In Panyu, about 100 family members and friends of the infant’s parents, all of them migrant workers, demanded more of an explanation and when they didn’t get it, they went on the rampage, smashing windows and destroying medical facilities at the hospital.
Police detained 14 people and had to seal off the seventh floor of the hospital to stop the unrest. The hospital said the infant’s parents refused to sign the consent form when Huang was in a critical condition, while the family still wants an explanation.
Meanwhile, outside the Xiangya Hospital in Hunan province, hundreds of people queue up every night just to get the “passport” you need to see a doctor.
At 5.30pm the gates open, a starter’s whistle is blown and there is bedlam, with people sustaining injuries in the crush for the pass to see the doctors. Touts sell tickets for the queue, and again, many of those seeking help are migrant workers.
The health reform plan unveiled in April this year, which will spend 850 billion yuan (€84.6 billion) on health over three years, envisages a clinic in every village, 2,000 new hospitals and health coverage for 200 million uninsured Chinese.
The plan foresees universal healthcare services available to all of its citizens by 2020, as it seeks to address a system that is threatening to buckle under the demands of 1.3 billion people.
There was huge public anger following a CCTV exposé of Peking University First Hospital, a top hospital, where medical care was being carried out by trainees and malpractice cases were common.
Despite the resilience of the economy, there have been a growing number of public order disturbances. Guangzhou has seen a rising number of mass disturbances, despite the city’s tightened security ahead of next year’s Asian Games.

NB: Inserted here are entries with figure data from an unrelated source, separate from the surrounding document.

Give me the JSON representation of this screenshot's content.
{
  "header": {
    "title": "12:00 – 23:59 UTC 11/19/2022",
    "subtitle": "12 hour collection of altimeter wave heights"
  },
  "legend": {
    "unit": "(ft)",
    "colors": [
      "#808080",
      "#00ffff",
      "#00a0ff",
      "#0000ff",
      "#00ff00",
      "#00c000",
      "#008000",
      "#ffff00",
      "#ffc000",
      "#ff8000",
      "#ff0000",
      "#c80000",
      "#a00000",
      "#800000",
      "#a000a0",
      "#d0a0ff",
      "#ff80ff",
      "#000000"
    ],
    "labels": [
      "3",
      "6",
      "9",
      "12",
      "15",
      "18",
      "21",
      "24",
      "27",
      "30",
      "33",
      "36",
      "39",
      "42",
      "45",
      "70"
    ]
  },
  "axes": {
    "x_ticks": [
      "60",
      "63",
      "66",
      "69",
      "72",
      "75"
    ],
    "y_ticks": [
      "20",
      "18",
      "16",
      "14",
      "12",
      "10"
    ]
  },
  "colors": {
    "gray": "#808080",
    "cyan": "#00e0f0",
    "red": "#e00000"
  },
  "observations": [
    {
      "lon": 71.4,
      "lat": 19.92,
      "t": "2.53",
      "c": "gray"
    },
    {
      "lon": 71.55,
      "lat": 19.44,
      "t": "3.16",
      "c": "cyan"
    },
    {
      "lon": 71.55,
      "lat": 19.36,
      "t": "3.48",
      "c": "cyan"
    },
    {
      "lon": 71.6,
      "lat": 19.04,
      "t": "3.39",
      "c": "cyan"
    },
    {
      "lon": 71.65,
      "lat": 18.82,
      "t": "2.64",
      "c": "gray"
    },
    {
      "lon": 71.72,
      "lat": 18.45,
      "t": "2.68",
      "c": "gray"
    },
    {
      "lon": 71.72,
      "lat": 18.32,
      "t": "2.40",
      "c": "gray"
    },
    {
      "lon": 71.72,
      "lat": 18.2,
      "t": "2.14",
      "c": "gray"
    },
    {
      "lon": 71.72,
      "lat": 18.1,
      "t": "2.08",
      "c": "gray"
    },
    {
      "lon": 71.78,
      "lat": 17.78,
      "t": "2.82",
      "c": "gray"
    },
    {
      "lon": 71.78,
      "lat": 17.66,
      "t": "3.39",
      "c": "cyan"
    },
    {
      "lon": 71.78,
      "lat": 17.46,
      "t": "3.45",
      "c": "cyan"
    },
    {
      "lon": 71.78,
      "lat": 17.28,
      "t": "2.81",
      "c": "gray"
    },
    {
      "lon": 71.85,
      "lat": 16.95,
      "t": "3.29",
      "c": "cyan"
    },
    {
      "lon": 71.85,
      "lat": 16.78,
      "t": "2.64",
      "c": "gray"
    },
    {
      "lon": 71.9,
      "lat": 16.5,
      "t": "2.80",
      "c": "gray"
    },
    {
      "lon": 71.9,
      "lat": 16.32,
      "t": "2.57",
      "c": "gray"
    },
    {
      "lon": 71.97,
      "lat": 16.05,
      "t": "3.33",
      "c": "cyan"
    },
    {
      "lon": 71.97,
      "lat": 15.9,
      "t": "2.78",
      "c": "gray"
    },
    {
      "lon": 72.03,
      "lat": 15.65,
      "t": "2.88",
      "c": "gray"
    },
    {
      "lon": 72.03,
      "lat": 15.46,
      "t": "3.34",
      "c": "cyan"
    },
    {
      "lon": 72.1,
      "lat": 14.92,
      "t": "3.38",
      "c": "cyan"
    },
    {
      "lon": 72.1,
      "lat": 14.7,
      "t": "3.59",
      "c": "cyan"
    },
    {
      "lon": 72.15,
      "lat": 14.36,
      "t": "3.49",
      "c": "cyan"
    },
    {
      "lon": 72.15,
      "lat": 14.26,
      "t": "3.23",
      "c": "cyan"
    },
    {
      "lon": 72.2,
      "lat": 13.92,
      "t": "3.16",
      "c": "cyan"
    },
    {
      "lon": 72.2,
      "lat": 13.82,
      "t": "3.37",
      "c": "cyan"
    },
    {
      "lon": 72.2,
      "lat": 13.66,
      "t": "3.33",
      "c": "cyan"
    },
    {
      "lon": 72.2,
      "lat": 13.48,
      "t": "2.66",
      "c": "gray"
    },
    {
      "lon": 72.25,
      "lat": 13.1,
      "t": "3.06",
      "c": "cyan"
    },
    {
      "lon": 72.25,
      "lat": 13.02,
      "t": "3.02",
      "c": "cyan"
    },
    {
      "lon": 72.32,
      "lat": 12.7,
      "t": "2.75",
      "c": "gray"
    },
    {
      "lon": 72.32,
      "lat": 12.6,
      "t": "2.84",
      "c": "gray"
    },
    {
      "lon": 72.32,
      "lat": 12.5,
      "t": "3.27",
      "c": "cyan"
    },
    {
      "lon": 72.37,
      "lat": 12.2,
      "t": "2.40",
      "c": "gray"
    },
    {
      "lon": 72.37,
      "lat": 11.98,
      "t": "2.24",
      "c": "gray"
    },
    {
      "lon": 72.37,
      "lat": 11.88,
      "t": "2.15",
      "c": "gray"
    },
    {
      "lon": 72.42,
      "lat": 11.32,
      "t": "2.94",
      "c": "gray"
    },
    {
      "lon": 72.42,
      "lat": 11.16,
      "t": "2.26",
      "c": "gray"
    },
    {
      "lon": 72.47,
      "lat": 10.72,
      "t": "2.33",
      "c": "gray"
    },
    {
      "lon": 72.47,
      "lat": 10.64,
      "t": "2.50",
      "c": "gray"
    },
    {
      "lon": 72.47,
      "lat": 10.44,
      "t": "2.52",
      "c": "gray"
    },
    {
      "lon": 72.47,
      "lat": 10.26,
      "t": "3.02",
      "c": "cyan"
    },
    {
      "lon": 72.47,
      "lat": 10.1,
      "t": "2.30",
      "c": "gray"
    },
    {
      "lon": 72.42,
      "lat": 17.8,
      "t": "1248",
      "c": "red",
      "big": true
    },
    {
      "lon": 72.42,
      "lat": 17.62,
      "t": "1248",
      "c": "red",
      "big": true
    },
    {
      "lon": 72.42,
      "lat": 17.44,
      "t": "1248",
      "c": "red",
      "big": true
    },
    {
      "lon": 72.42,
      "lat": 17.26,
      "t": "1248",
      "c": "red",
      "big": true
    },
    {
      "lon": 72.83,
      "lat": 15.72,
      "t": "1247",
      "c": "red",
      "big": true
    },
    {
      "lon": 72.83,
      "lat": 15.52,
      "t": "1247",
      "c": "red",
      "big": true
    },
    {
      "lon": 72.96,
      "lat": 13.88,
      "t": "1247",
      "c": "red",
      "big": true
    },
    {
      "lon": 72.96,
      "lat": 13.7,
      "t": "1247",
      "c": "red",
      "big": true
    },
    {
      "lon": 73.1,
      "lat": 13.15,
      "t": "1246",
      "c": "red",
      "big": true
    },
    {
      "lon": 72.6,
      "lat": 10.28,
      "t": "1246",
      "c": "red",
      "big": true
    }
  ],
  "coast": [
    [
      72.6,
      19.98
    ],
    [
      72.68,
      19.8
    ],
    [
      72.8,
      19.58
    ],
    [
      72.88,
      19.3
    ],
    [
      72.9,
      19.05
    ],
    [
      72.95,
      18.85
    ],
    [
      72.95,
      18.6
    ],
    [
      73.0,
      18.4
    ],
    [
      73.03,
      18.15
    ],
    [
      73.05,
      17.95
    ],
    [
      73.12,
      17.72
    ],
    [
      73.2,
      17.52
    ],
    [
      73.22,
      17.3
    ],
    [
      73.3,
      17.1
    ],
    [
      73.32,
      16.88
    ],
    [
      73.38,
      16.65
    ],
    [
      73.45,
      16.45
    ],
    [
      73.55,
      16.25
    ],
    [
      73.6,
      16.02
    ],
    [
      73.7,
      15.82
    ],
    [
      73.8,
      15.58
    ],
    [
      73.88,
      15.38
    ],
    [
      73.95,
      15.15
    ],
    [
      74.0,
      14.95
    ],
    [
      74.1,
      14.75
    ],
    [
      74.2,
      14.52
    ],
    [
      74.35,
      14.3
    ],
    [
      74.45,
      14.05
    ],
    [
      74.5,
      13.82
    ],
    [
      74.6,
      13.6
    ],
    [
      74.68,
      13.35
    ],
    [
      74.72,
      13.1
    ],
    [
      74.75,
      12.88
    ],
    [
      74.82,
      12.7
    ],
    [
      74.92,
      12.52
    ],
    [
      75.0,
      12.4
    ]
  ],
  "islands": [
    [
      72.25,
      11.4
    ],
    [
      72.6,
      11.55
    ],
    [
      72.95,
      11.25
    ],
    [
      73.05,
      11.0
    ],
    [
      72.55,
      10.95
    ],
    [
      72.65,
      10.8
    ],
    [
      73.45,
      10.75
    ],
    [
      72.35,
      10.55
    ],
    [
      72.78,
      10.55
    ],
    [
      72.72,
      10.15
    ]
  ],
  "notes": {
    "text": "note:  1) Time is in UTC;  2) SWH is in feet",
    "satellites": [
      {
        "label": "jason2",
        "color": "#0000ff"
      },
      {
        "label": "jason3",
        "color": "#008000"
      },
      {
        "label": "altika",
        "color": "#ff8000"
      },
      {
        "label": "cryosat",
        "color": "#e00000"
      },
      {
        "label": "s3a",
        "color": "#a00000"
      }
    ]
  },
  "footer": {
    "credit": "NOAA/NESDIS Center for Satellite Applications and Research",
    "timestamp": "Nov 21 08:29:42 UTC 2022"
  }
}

More than 30 migrant workers from Hunan threatened to commit suicide by jumping from Haizhu bridge in downtown Guangzhou this week after a local beer company defaulted on their wages.
In another case over the weekend, also in Panyu, migrant workers from Guizhou province brawled with local residents after two children bumped into each other. The children’s mothers – a migrant labourer and a Panyu resident – fought with each other and later called their relatives and friends to join, leading to a real punch-up.
Eight police cars were destroyed and three police officers were injured. The violence was quelled only after police detained 26 people, mostly migrant workers.
Lawmakers say tighter security is not working and local authorities need to “take effective measures” to deal with migrant workers’ complaints.
There could be more trouble on the horizon. At least 40,000 migrant workers from the Three Gorges Dam area have either been wrongly registered or unregistered for identification and therefore have no access to compensation payments, a senior official in Chongqing told local media.